O nascimento da "Política Moderna"

(...) Nasce daí esta questão debatida: se será melhor ser amado que temido ou vice-versa. Responderá que se desejaria ser uma e outra coisa; mas como é difícil reunir ao mesmo tempo as qualidades que dão aqueles resultados, é muito mais seguro ser temido que amado, quando se tenha que falhar numa das duas. É que os homens geralmente são ingratos, volúveis, simuladores, covardes e ambiciosos de dinheiro, e, enquanto lhes fizerem bem, todos estão contigo, oferecem-te sangue, bens, vida, filhos, como disse acima, desde que a necessidade esteja longe de ti. Mas, quando ela se avizinha, voltam-se para outra parte. E o príncipe, se confiou plenamente em palavras e não tomou outras precauções, está arruinado. Pois as amizades conquistadas por interesse, e não por grandeza e nobreza de caráter, são compradas, mas não se pode contar com elas no momento necessário. E os homens hesitam menos em ofender aos que se fazem amar do que aos que se fazem temer, porque o amor é mantido por um vínculo de obrigação, o qual devido a serem os homens pérfidos é rompido sempre que lhes aprouver, ao passo que o temor que se infunde é alimentado pelo receio de castigo, que é um sentimento que não se abandona nunca. Deve portanto o príncipe fazer-se temer de maneira que, se não se fizer amado, pelo menos evite o ódio, pois é fácil ser ao mesmo tempo temido e não odiado, o que sucederá uma vez que se abstenha de se apoderar dos bens e das mulheres de seus cidadãos e dos seus súditos, e, mesmo sendo obrigado a derramar o sangue de alguém, só poderá fazê-lo quando houver uma justificativa convincente e causa manifesta. Deve, sobretudo, abster-se de aproveitar dos bens dos outros, porque os homens esquecem mais depressa a morte do pai do que a perda de seu patrimônio. Além disso, não faltam ocasiões para pilhar o que é dos outros, e aquele que começa a viver de rapinagem, sempre as encontra, o que não sucede quanto às ocasiões de derramar sangue.

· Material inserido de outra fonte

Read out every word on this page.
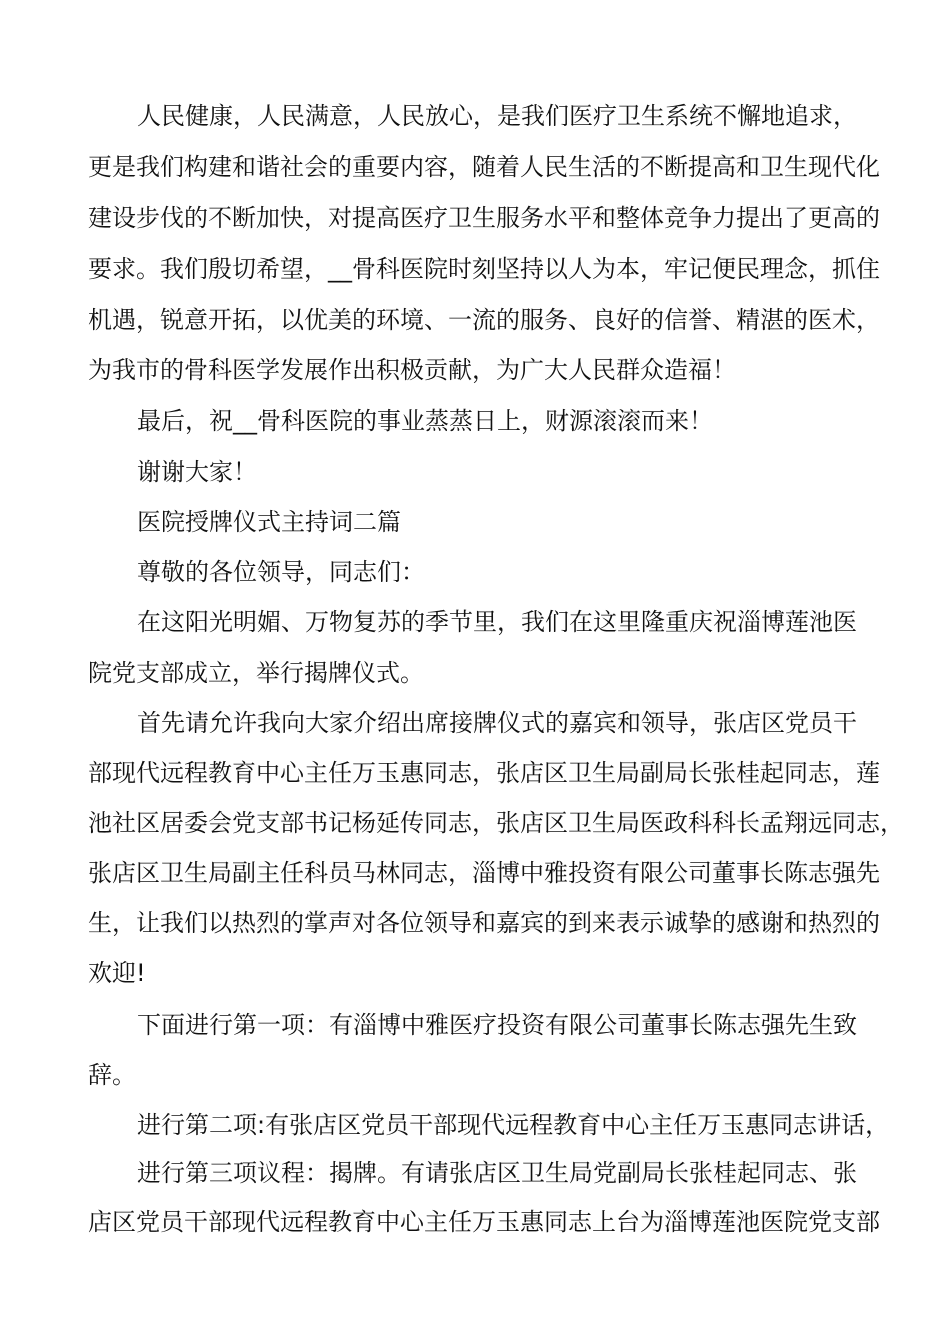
人民健康，人民满意，人民放心，是我们医疗卫生系统不懈地追求，
更是我们构建和谐社会的重要内容，随着人民生活的不断提高和卫生现代化
建设步伐的不断加快，对提高医疗卫生服务水平和整体竞争力提出了更高的
要求。我们殷切希望，__骨科医院时刻坚持以人为本，牢记便民理念，抓住
机遇，锐意开拓，以优美的环境、一流的服务、良好的信誉、精湛的医术，
为我市的骨科医学发展作出积极贡献，为广大人民群众造福！
最后，祝__骨科医院的事业蒸蒸日上，财源滚滚而来！
谢谢大家！
医院授牌仪式主持词二篇
尊敬的各位领导，同志们：
在这阳光明媚、万物复苏的季节里，我们在这里隆重庆祝淄博莲池医
院党支部成立，举行揭牌仪式。
首先请允许我向大家介绍出席接牌仪式的嘉宾和领导，张店区党员干
部现代远程教育中心主任万玉惠同志，张店区卫生局副局长张桂起同志，莲
池社区居委会党支部书记杨延传同志，张店区卫生局医政科科长孟翔远同志，
张店区卫生局副主任科员马林同志，淄博中雅投资有限公司董事长陈志强先
生，让我们以热烈的掌声对各位领导和嘉宾的到来表示诚挚的感谢和热烈的
欢迎!
下面进行第一项：有淄博中雅医疗投资有限公司董事长陈志强先生致
辞。
进行第二项:有张店区党员干部现代远程教育中心主任万玉惠同志讲话，
进行第三项议程：揭牌。有请张店区卫生局党副局长张桂起同志、张
店区党员干部现代远程教育中心主任万玉惠同志上台为淄博莲池医院党支部
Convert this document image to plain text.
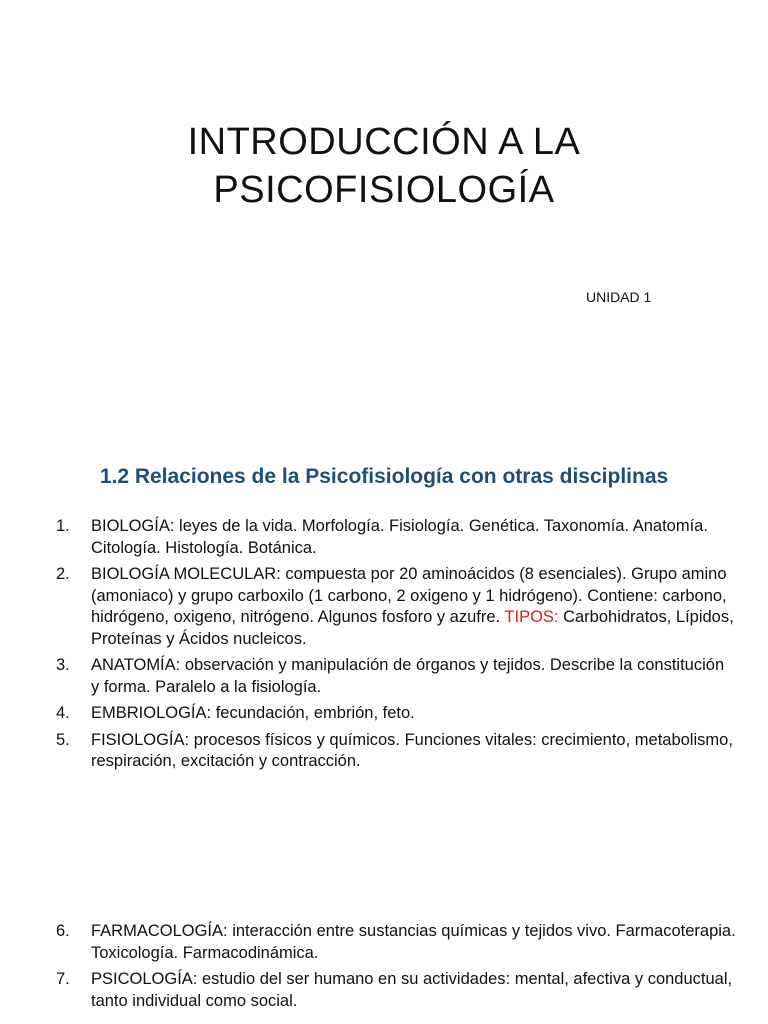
INTRODUCCIÓN A LA
PSICOFISIOLOGÍA

UNIDAD 1

1.2 Relaciones de la Psicofisiología con otras disciplinas
1. BIOLOGÍA: leyes de la vida. Morfología. Fisiología. Genética. Taxonomía. Anatomía. Citología. Histología. Botánica.
2. BIOLOGÍA MOLECULAR: compuesta por 20 aminoácidos (8 esenciales). Grupo amino (amoniaco) y grupo carboxilo (1 carbono, 2 oxigeno y 1 hidrógeno). Contiene: carbono, hidrógeno, oxigeno, nitrógeno. Algunos fosforo y azufre. TIPOS: Carbohidratos, Lípidos, Proteínas y Ácidos nucleicos.
3. ANATOMÍA: observación y manipulación de órganos y tejidos. Describe la constitución y forma. Paralelo a la fisiología.
4. EMBRIOLOGÍA: fecundación, embrión, feto.
5. FISIOLOGÍA: procesos físicos y químicos. Funciones vitales: crecimiento, metabolismo, respiración, excitación y contracción.
6. FARMACOLOGÍA: interacción entre sustancias químicas y tejidos vivo. Farmacoterapia. Toxicología. Farmacodinámica.
7. PSICOLOGÍA: estudio del ser humano en su actividades: mental, afectiva y conductual, tanto individual como social.
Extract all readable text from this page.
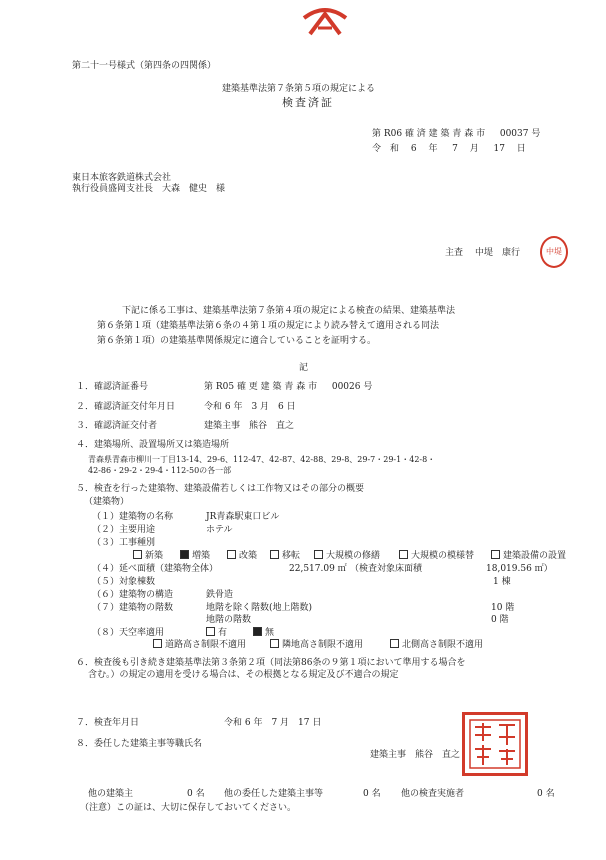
第二十一号様式（第四条の四関係）
建築基準法第７条第５項の規定による
検査済証
第 R06 確 済 建 築 青 森 市 　 00037 号
令　和　 6 　年 　 7 　月 　 17 　日
東日本旅客鉄道株式会社
執行役員盛岡支社長　大森　健史　様
主査 中堤　康行	中堤
下記に係る工事は、建築基準法第７条第４項の規定による検査の結果、建築基準法
第６条第１項（建築基準法第６条の４第１項の規定により読み替えて適用される同法
第６条第１項）の建築基準関係規定に適合していることを証明する。
記
１．確認済証番号	第 R05 確 更 建 築 青 森 市 　 00026 号
２．確認済証交付年月日	令和 6 年　3 月　6 日
３．確認済証交付者	建築主事　熊谷　直之
４．建築場所、設置場所又は築造場所
青森県青森市柳川一丁目13-14、29-6、112-47、42-87、42-88、29-8、29-7・29-1・42-8・
42-86・29-2・29-4・112-50の各一部
５．検査を行った建築物、建築設備若しくは工作物又はその部分の概要
（建築物）
（１）建築物の名称	JR青森駅東口ビル
（２）主要用途	ホテル
（３）工事種別
新築	増築	改築	移転	大規模の修繕	大規模の模様替	建築設備の設置
（４）延べ面積（建築物全体）	22,517.09 ㎡ （検査対象床面積	18,019.56 ㎡）
（５）対象棟数	1 棟
（６）建築物の構造	鉄骨造
（７）建築物の階数	地階を除く階数(地上階数)	10 階
地階の階数	0 階
（８）天空率適用	有	無
道路高さ制限不適用	隣地高さ制限不適用	北側高さ制限不適用
６．検査後も引き続き建築基準法第３条第２項（同法第86条の９第１項において準用する場合を
含む。）の規定の適用を受ける場合は、その根拠となる規定及び不適合の規定
７．検査年月日	令和 6 年　7 月　17 日
８．委任した建築主事等職氏名
建築主事　熊谷　直之
他の建築主	0 名 他の委任した建築主事等	0 名 他の検査実施者	0 名
（注意）この証は、大切に保存しておいてください。
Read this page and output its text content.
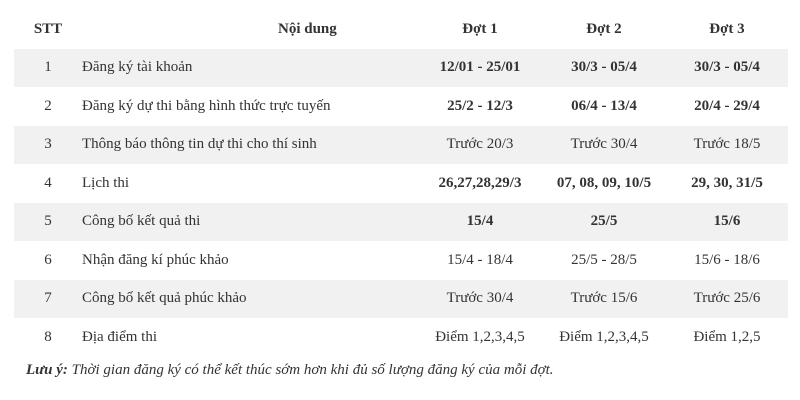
STT	Nội dung	Đợt 1	Đợt 2	Đợt 3
1	Đăng ký tài khoản	12/01 - 25/01	30/3 - 05/4	30/3 - 05/4
2	Đăng ký dự thi bằng hình thức trực tuyến	25/2 - 12/3	06/4 - 13/4	20/4 - 29/4
3	Thông báo thông tin dự thi cho thí sinh	Trước 20/3	Trước 30/4	Trước 18/5
4	Lịch thi	26,27,28,29/3	07, 08, 09, 10/5	29, 30, 31/5
5	Công bố kết quả thi	15/4	25/5	15/6
6	Nhận đăng kí phúc khảo	15/4 - 18/4	25/5 - 28/5	15/6 - 18/6
7	Công bố kết quả phúc khảo	Trước 30/4	Trước 15/6	Trước 25/6
8	Địa điểm thi	Điểm 1,2,3,4,5	Điểm 1,2,3,4,5	Điểm 1,2,5
Lưu ý: Thời gian đăng ký có thể kết thúc sớm hơn khi đủ số lượng đăng ký của mỗi đợt.
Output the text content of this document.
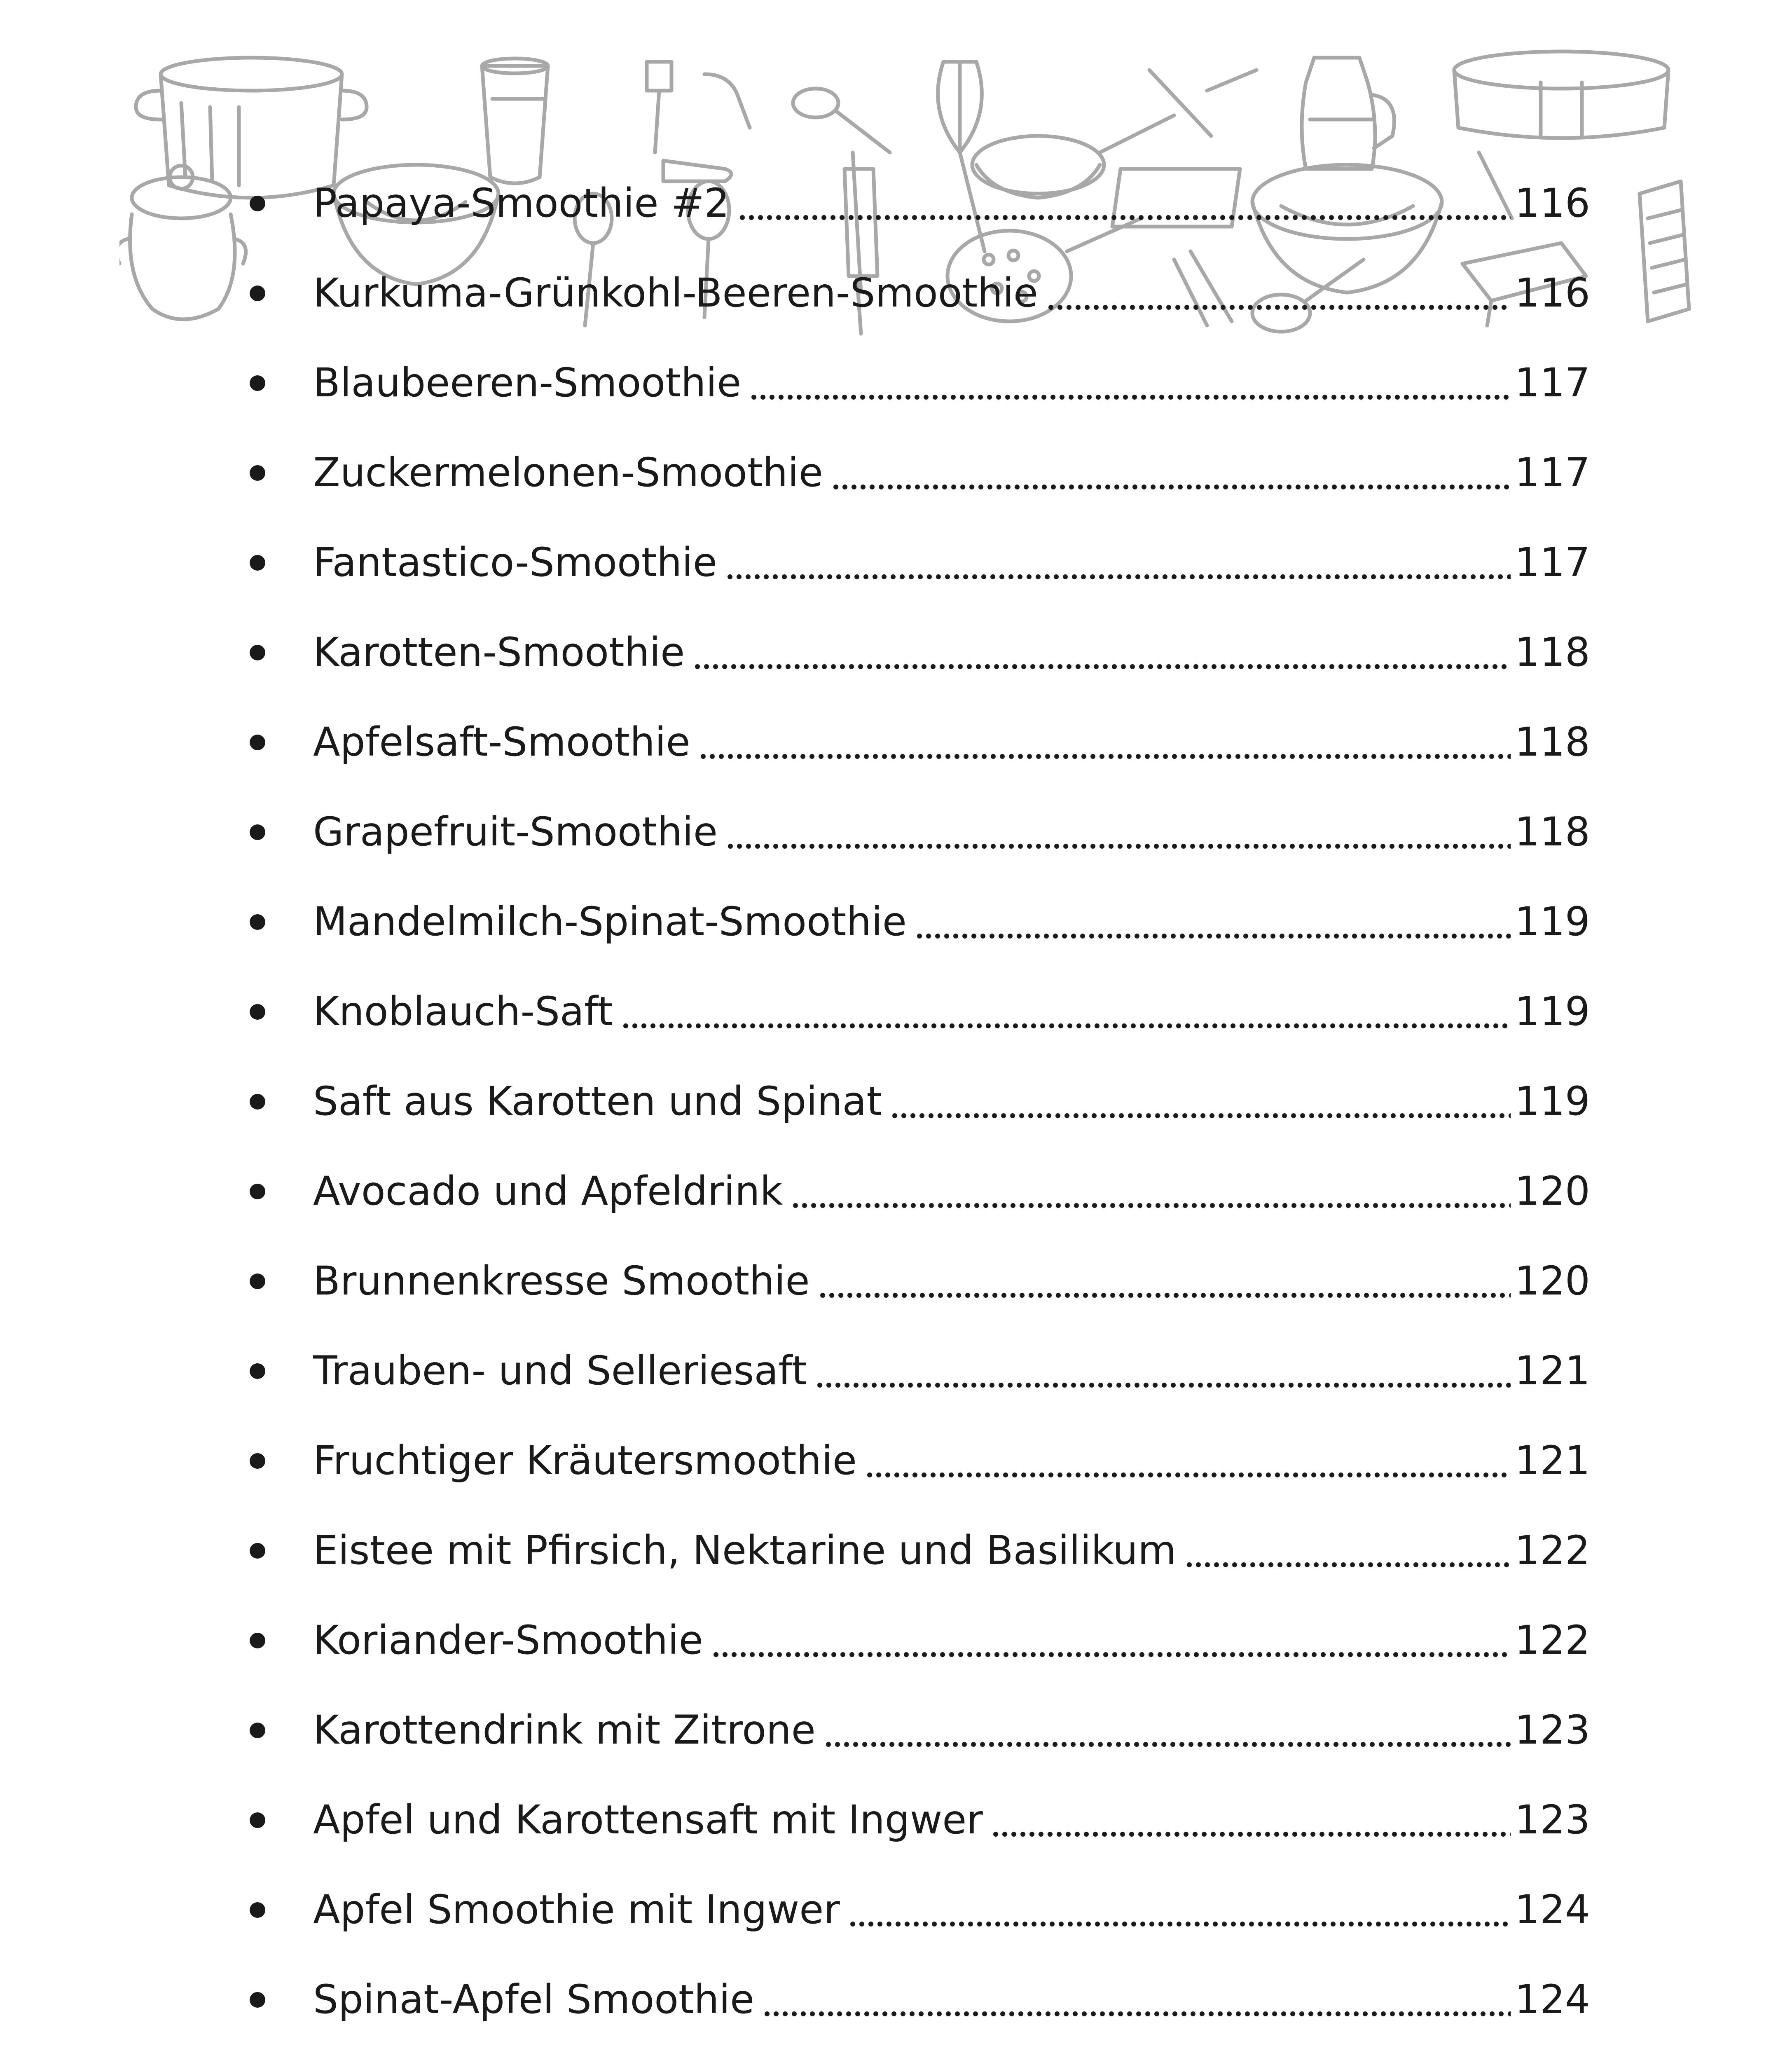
Papaya-Smoothie #2	116
Kurkuma-Grünkohl-Beeren-Smoothie	116
Blaubeeren-Smoothie	117
Zuckermelonen-Smoothie	117
Fantastico-Smoothie	117
Karotten-Smoothie	118
Apfelsaft-Smoothie	118
Grapefruit-Smoothie	118
Mandelmilch-Spinat-Smoothie	119
Knoblauch-Saft	119
Saft aus Karotten und Spinat	119
Avocado und Apfeldrink	120
Brunnenkresse Smoothie	120
Trauben- und Selleriesaft	121
Fruchtiger Kräutersmoothie	121
Eistee mit Pfirsich, Nektarine und Basilikum	122
Koriander-Smoothie	122
Karottendrink mit Zitrone	123
Apfel und Karottensaft mit Ingwer	123
Apfel Smoothie mit Ingwer	124
Spinat-Apfel Smoothie	124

Nicolau Maquiavel. O Príncipe. Cap. XVII. Os Pensadores. São Paulo: Abril, 1978.


A manifestação do Absolutismo

 É exclusivamente na minha pessoa que reside o poder soberano (...) É só de mim que os meus tribunais recebem a sua existência e a sua autoridade; a plenitude dessa autoridade, que eles não exercem senão em meu nome, permanece sempre em mim, e o seu uso não pode nunca ser voltado contra mim; é a mim unicamente que pertence o poder legislativo sem dependência ou partilha (...) A ordem pública inteira emana de mim, e os direitos e interesses da Nação, de que se ousa fazer um corpo separado do Monarca estão necessariamente unidos com os meus e repousam unicamente em minhas mãos.